L'arrêté du 21/11/2025 paru au JO n°0282 du 2 décembre 2025, modifiant les caractéristiques des plaques d'immatriculation des véhicules faisant l'objet d'une immatriculation provisoire en WW ou en W garage, précise les caractéristiques de celles-ci, obligatoires depuis le 1er janvier 2026.
Une couleur qui se repère
L'objet de cette évolution réglementaire consiste à créer une plaque facilement identifiable d'immatriculation provisoire en WW ou en W garage. Ce nouveau dispositif vise à lutter contre l’usurpation de l’immatriculation des véhicules par l’édition de fausses plaques et à faciliter leur identification et leur contrôle par les forces de l'ordre. Plus de 400 000 immatriculations provisoires par an sont concernées.
La nouvelle signalétique est de couleur rose, et, pour les plaques WW, comporte la date de fin de validité du certificat provisoire d'immatriculation.
Crédit photo : Nicolas Grumel
Dérogation pour les professionnels
La FFC a obtenu une dérogation pour l'utilisation des plaques « W garage » commandées antérieurement. De nombreux professionnels disposent en effet d'un stock d'anciens modèles. Ils ont demandé à la FFC Mobilité Dépannage-Fourrière son assistance pour clarifier la situation, et obtenir une dérogation.
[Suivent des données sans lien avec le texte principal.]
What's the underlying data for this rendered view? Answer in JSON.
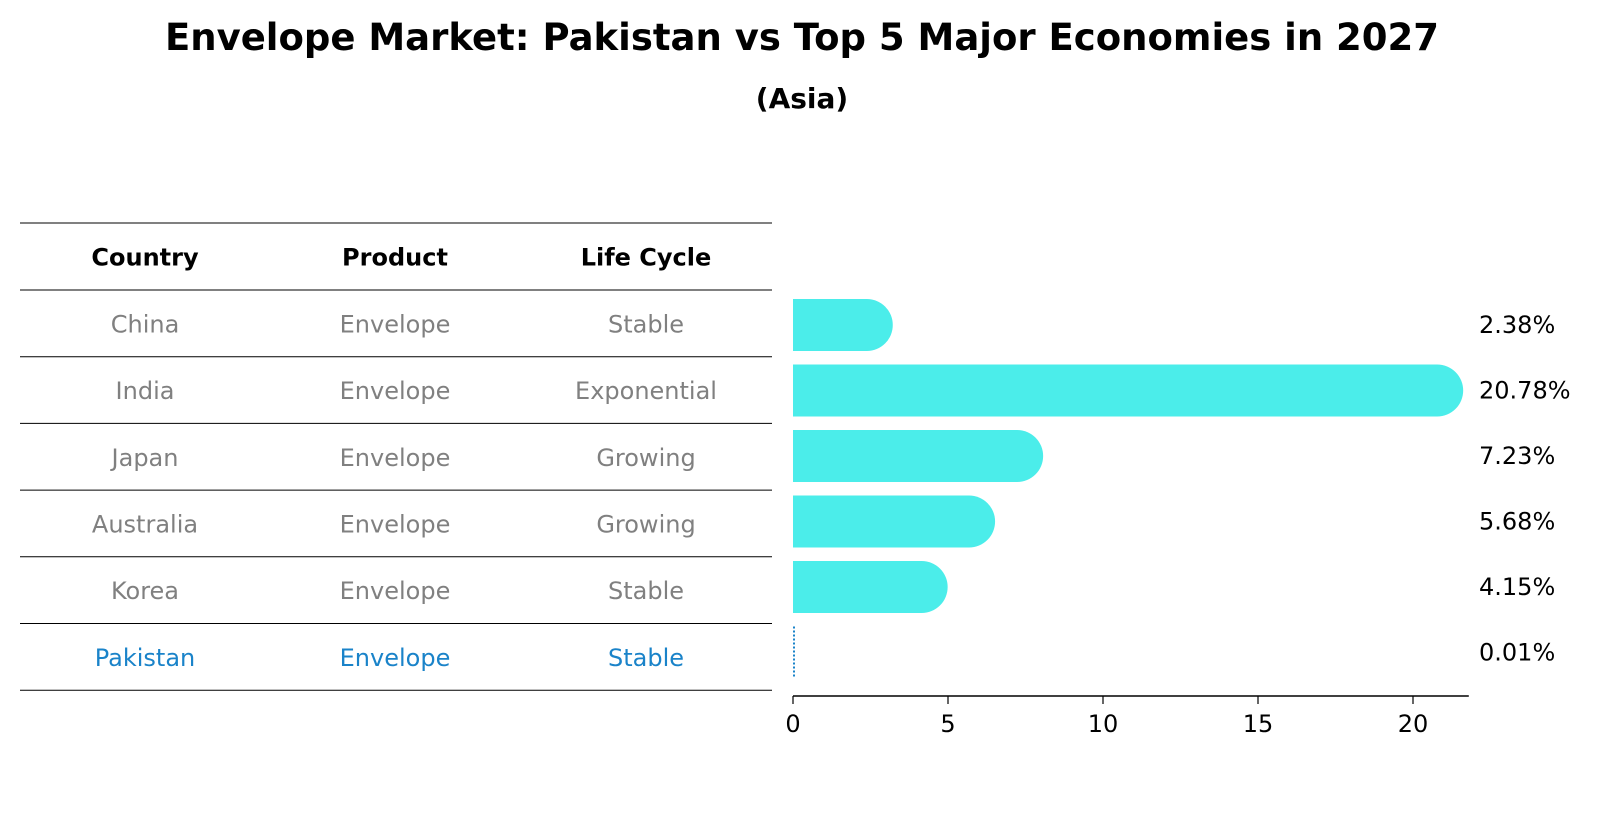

En décembre dernier, Alain Bonzi, président de la FFC Mobilité Dépannage-Fourrière ainsi que Didier Dugrand, délégué général de la FFC, ont sollicité Pierre Bazucchi, chef de bureau de la Réglementation et de l'homologation des véhicules (au ministère de la Transition énergétique). « Il y aura en effet une tolérance dans les premiers mois, notamment au premier trimestre, tant pour les W garage que pour les WW, a-t-il répondu à la délégation de la FFC. Cela d'autant plus que les fournisseurs ne pourront peut-être pas offrir ces plaques à tous les demandeurs ». La consigne a donc été passée aux forces de l'ordre de procéder aux vérifications d'usage avec une certaine clémence.
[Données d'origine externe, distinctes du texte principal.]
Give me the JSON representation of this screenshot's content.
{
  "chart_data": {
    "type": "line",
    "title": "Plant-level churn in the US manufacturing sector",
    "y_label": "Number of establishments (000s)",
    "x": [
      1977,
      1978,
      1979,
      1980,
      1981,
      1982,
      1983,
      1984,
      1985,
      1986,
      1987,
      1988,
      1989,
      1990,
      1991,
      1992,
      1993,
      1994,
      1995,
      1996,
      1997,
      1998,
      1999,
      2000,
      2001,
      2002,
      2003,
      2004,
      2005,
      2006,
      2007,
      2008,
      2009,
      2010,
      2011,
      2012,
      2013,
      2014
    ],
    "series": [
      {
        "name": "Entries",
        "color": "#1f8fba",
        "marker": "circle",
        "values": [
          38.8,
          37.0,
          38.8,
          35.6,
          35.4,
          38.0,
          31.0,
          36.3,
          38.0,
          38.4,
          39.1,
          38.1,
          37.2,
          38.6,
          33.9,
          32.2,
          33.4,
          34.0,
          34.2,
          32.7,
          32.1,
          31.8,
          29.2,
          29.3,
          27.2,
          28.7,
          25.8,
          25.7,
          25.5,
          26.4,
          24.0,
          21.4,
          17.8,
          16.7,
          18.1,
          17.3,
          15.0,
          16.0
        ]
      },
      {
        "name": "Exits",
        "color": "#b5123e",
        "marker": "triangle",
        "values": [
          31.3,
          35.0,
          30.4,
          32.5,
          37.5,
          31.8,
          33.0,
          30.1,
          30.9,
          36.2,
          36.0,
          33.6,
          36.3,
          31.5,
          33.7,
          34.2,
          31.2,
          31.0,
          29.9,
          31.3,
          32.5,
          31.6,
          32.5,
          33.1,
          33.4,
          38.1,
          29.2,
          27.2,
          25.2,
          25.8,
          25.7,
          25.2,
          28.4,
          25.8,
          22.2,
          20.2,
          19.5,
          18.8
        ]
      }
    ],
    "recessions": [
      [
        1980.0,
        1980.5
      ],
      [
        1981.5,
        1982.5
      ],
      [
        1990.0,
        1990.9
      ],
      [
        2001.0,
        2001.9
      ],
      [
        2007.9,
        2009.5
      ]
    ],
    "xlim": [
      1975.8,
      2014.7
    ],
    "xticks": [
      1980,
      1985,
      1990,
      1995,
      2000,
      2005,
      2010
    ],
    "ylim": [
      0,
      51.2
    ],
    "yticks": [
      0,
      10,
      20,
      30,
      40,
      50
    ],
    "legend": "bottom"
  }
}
Les fabricants de plaques veulent aller plus loin
Pour aller plus loin, la section Plaques de la Fédération des Industries des Equipements pour Véhicules (FIEV), avec le soutien technique de l'association 40 Millions d'Automobilistes, défend l’adoption d'autres mesures de sécurisation de la délivrance des plaques d'immatriculation. Selon la FIEV, un dispositif simple et économiquement viable renforcerait leur traçabilité sans remettre en cause les circuits de distribution actuels. La fédération préconise de :
- mettre en place un système de sécurisation basé sur la cohérence entre plaque, code fabricant et point de réalisation,
- permettre aux forces de l'ordre, lors des contrôles, de vérifier rapidement la conformité et de remonter au point de réalisation en cas d'anomalie,
- conserver les circuits de distribution existants tout en améliorant fortement la lutte contre la fraude (doublettes, fausses plaques, etc.).
« Si l'État ne peut pas imposer le contrôle d’identité pour la réalisation d’une plaque, nous proposons de sécuriser la plaque elle-même, traduit André Bouchenoire, président de la section Plaques de la FIEV. La plaque d'immatriculation est un moyen d'identification des véhicules : la sécurisation de son processus de réalisation et de délivrance est indispensable. Chaque année, des milliers d'automobilistes sont victimes de doublettes. Il est nécessaire d'agir collectivement pour protéger les usagers contre cette fraude ». La FIEV appelle désormais le gouvernement à un travail concerté entre autorités publiques, fabricants et associations pour franchir cette nouvelle étape et traduire ce projet par un décret afin de protéger efficacement les millions d'automobilistes français contre ces fraudes.